Situations (Tome 1) - Février 1938 - septembre 1944 by Jean-Paul Sartre

Situations (Tome 1) - Février 1938 - septembre 1944 by Jean-Paul Sartre

Auteur:Jean-Paul Sartre
La langue: fra
Format: epub
Éditeur: Editions Gallimard
Publié: 2017-08-15T00:00:00+00:00


III

Le mysticisme est ek-stase, c’est-à-dire arrachement à soi vers…, et jouissance intuitive du transcendant. Comment un penseur qui vient d’affirmer l’absence de toute transcendance peut-il, dans et par cette démarche même, réaliser une expérience mystique ? Telle est la question qui se pose à notre auteur. Voyons comment il va y répondre.

Jaspers lui montrait la voie. M. Bataille a-t-il lu les trois volumes de Philosophie33 ? On m’assure que non. Mais il a sans doute eu connaissance du commentaire que Wahl en a donné dans les Études kierkegaardiennes34. Les similitudes de pensée et de vocabulaire sont troublantes. Pour Jaspers comme pour M. Bataille, l’essentiel, c’est l’échec absolu, irrémédiable de toute entreprise humaine, qui révèle l’existence comme une « inintelligibilité pensante ». À partir de là, on doit « faire le saut où la pensée cesse ». C’est le « choix du non-savoir » dans lequel se jette et se perd le savoir. Pour lui aussi, l’abandon du non-savoir est sacrifice passionné au monde de la nuit. « Non-savoir », « déchirure », « monde de la nuit », « extrême de la possibilité », ces expressions sont communes à Wahl traduisant Jaspers et à M. Bataille.

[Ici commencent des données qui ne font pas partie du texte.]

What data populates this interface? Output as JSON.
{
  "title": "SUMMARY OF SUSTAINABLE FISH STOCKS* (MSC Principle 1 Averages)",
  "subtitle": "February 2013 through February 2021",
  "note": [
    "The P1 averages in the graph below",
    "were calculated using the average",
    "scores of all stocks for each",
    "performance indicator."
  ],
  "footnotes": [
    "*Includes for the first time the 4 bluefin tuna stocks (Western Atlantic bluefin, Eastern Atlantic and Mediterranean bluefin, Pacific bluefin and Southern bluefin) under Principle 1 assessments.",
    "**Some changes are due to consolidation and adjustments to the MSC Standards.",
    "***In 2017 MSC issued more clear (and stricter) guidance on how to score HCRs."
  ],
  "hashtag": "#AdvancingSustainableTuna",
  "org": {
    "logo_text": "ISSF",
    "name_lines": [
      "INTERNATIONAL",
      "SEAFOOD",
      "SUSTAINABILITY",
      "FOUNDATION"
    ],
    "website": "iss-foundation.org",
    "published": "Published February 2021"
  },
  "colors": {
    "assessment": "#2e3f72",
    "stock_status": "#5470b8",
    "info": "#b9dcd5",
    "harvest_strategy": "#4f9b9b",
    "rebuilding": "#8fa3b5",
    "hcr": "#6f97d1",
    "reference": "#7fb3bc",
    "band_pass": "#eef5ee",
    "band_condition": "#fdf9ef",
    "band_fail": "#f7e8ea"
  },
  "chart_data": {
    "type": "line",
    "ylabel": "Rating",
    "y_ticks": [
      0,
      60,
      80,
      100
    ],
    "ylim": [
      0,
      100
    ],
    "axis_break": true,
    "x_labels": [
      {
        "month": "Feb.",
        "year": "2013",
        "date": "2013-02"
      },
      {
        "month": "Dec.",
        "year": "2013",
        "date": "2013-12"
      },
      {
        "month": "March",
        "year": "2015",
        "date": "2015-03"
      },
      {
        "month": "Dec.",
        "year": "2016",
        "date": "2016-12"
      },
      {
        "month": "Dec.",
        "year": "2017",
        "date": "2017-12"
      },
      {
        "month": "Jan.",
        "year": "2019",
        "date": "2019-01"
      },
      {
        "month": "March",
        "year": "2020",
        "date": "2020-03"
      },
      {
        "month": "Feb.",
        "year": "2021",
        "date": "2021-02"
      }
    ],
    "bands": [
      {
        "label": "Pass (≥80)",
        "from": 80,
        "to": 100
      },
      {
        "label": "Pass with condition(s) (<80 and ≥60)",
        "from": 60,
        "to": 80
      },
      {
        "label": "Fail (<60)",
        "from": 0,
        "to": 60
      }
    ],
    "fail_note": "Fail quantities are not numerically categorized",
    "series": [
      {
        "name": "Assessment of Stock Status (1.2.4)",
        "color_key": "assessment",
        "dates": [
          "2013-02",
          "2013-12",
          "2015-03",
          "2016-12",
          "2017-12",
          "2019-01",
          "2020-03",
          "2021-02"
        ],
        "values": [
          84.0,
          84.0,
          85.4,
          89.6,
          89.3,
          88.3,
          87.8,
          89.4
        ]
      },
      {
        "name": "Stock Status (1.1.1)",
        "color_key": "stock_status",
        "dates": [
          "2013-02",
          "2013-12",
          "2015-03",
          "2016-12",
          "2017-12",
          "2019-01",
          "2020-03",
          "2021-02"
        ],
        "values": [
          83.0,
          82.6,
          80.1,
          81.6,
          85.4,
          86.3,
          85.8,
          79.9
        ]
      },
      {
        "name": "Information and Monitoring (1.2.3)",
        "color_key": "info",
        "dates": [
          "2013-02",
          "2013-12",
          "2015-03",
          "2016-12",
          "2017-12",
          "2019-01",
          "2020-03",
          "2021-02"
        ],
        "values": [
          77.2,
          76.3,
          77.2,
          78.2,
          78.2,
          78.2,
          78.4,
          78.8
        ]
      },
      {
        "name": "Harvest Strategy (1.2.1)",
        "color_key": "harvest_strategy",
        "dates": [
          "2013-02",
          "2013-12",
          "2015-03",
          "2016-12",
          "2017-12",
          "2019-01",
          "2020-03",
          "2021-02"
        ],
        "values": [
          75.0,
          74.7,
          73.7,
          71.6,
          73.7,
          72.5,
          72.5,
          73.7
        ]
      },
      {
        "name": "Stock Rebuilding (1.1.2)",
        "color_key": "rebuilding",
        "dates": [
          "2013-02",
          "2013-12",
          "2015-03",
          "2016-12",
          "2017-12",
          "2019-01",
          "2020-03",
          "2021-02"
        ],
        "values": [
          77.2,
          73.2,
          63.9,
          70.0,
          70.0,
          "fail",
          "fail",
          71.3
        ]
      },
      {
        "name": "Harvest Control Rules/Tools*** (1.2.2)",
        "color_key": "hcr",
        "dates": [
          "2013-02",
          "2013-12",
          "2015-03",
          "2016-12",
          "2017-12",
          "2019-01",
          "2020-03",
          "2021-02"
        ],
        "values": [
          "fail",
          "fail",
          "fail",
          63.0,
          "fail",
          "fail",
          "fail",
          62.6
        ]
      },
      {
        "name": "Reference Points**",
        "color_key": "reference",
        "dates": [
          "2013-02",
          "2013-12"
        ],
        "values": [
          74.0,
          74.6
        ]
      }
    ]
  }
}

Toutefois notre auteur se sépare de Jaspers sur un point essentiel. Je disais tout à l’heure qu’il cherchait Dieu. Mais il n’en conviendra pas. « Dérision ! Qu’on me dise panthéiste, athée, théiste !… Mais je crie au ciel : “Je ne sais rien”. » Dieu, c’est encore un mot, une notion qui aide à sortir du savoir, mais qui reste savoir : « Dieu, dernier mot voulant dire que tout mot, un peu plus loin, manquera. » M. Bataille part d’une méditation sur l’échec, de même que Jaspers : « Perdu et suppliant, aveugle, à demi mort. Comme Job sur le fumier mais n’imaginant rien, la nuit tombée, désarmé, sachant que c’est perdu. » De même que Jaspers, il s’atteint comme inintelligibilité pensante. Mais dès qu’il s’est enseveli dans le non-savoir, il refuse tout concept permettant de désigner et de classer ce qu’il atteint alors : « Si je disais décidément : “J’ai vu Dieu”, ce que je vois changerait. Au lieu de l’inconnu inconcevable — devant moi libre sauvagement, me laissant devant lui sauvage et libre —, il y aurait un objet mort et la chose du théologien. »

Pourtant tout n’est pas si clair : voici qu’il écrit à présent : « J’ai du divin une expérience si folle qu’on rira de moi si j’en parle », et, plus loin : « À moi l’idiot, Dieu parle bouche à bouche… » Enfin, au début d’un curieux chapitre qui contient toute une théologie35, il nous explique une fois encore son refus de nommer Dieu, mais d’une façon assez différente : « Ce qui, au fond, prive l’homme de toute possibilité de parler de Dieu, c’est que, dans la pensée humaine, Dieu devient nécessairement conforme à l’homme, en tant que l’homme est fatigué, affamé de sommeil et de paix. » Il ne s’agit plus de scrupules d’un agnostique qui, entre l’athéisme et la foi, entend demeurer en suspens.